Université de Paris, MERIT, IRD, 75006, Paris, France.
Université Paris-Saclay, UVSQ, Inserm, CESP, 94807, Villejuif, France.
BMC Bioinformatics. 2020 Nov 23;21(1):536. doi: 10.1186/s12859-020-03862-2.
Mixed linear models (MLM) have been widely used to account for population structure in case-control genome-wide association studies, the status being analyzed as a quantitative phenotype. Chen et al. proved in 2016 that this method is inappropriate in some situations and proposed GMMAT, a score test for the mixed logistic regression (MLR). However, this test does not produces an estimation of the variants' effects. We propose two computationally efficient methods to estimate the variants' effects. Their properties and those of other methods (MLM, logistic regression) are evaluated using both simulated and real genomic data from a recent GWAS in two geographically close population in West Africa.

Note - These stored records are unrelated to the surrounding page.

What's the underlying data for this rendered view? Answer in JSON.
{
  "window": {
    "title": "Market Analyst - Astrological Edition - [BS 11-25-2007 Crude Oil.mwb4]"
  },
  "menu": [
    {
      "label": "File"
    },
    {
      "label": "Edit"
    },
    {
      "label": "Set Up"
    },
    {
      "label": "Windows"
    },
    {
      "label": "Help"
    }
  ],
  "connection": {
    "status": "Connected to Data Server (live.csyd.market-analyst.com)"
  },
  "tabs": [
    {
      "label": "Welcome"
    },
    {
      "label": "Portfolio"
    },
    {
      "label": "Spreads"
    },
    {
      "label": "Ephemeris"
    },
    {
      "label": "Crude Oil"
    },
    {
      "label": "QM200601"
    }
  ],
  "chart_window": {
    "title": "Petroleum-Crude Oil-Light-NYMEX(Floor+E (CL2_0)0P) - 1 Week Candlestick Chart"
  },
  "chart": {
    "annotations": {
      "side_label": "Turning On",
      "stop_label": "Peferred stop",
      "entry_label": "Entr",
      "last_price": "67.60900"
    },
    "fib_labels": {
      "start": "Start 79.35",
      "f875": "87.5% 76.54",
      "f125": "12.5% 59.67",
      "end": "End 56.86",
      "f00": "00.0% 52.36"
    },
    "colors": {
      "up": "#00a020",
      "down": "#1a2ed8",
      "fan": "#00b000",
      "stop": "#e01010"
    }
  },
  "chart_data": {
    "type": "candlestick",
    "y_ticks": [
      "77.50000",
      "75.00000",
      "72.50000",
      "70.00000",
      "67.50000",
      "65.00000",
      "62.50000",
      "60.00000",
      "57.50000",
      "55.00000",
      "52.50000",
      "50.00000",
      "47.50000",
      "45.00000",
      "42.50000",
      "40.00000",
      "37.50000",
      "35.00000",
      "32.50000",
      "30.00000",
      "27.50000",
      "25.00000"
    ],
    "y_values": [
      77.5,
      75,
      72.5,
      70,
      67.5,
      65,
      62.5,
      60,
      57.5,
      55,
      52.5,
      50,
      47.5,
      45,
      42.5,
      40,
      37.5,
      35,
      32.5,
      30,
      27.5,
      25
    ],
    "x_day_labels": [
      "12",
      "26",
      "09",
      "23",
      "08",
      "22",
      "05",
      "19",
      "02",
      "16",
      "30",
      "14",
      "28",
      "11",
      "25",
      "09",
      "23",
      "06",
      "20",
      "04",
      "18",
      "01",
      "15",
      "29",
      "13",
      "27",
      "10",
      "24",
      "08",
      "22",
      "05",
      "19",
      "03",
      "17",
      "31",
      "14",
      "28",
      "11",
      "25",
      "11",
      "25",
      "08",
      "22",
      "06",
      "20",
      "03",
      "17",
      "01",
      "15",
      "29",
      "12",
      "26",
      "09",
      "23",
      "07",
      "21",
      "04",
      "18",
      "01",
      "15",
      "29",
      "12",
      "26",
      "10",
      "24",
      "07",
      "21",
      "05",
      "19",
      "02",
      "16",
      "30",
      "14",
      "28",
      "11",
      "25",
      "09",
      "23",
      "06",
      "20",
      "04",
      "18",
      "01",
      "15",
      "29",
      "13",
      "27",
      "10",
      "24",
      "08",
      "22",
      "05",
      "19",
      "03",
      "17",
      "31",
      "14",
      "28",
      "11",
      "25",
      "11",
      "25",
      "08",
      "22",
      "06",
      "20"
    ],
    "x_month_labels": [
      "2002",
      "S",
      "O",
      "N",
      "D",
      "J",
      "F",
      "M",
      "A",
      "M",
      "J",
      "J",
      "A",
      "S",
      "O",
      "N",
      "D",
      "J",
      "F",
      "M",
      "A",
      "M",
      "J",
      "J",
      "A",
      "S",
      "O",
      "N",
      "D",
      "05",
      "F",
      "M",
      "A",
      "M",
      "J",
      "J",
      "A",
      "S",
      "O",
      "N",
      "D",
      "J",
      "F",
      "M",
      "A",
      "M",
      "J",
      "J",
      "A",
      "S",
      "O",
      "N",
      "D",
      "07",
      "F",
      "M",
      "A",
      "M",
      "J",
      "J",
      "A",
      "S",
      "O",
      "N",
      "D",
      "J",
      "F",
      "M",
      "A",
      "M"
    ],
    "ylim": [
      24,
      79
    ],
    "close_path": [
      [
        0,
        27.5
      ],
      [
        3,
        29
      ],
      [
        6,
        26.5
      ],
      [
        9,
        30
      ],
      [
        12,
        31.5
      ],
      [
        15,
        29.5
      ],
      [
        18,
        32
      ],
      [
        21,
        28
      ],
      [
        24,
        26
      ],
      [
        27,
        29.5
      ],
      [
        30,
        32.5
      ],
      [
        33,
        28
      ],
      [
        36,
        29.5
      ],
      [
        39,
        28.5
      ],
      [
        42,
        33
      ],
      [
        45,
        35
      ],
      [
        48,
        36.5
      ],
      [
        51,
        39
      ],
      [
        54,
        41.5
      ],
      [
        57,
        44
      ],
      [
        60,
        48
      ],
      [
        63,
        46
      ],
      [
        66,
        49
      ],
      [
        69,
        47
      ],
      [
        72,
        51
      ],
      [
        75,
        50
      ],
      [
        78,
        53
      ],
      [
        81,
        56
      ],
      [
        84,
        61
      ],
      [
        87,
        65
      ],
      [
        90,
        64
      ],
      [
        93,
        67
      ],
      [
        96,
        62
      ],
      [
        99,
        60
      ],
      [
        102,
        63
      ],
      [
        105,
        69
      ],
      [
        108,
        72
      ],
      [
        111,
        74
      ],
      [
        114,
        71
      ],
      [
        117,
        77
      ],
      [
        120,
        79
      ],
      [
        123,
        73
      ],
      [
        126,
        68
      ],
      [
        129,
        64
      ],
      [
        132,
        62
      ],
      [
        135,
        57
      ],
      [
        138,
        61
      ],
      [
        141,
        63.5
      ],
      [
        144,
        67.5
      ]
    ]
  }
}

We show that, when the disease prevalence differs between population strata, MLM is inappropriate to analyze binary traits. MLR performs the best in all circumstances. The variants' effects are well evaluated by our methods, with a moderate bias when the effect sizes are large. Additionally, we propose a stratified QQ-plot, enhancing the diagnosis of p values inflation or deflation when population strata are not clearly identified in the sample.
The two proposed methods are implemented in the R package milorGWAS available on the CRAN. Both methods scale up to at least 10,000 individuals. The same computational strategies could be applied to other models (e.g. mixed Cox model for survival analysis).
混合线性模型(MLM)已被广泛应用于全基因组关联研究中,以解决群体结构问题,分析状态作为定量表型。Chen 等人在 2016 年证明,在某些情况下,该方法是不适用的,并提出了 GMMAT,一种用于混合逻辑回归(MLR)的得分检验。然而,这种检验并不能估计变异的效应。我们提出了两种计算效率高的方法来估计变异的效应。我们使用最近在西非两个地理位置相近的人群中进行的全基因组关联研究的模拟和真实基因组数据,评估了这两种方法与其他方法(MLM、逻辑回归)的性质。
我们表明,当疾病在人群分层中的患病率不同时,MLM 不适合分析二元性状。在所有情况下,MLR 表现最好。我们的方法很好地评估了变异的效应,当效应大小较大时,存在适度的偏差。此外,我们提出了一种分层 QQ-plot,可以增强当样本中未明确识别出人群分层时对 p 值膨胀或紧缩的诊断。
我们提出的两种方法已在 R 包 milorGWAS 中实现,该包可在 CRAN 上获得。这两种方法至少可以扩展到 10000 个人。相同的计算策略可以应用于其他模型(例如,用于生存分析的混合 Cox 模型)。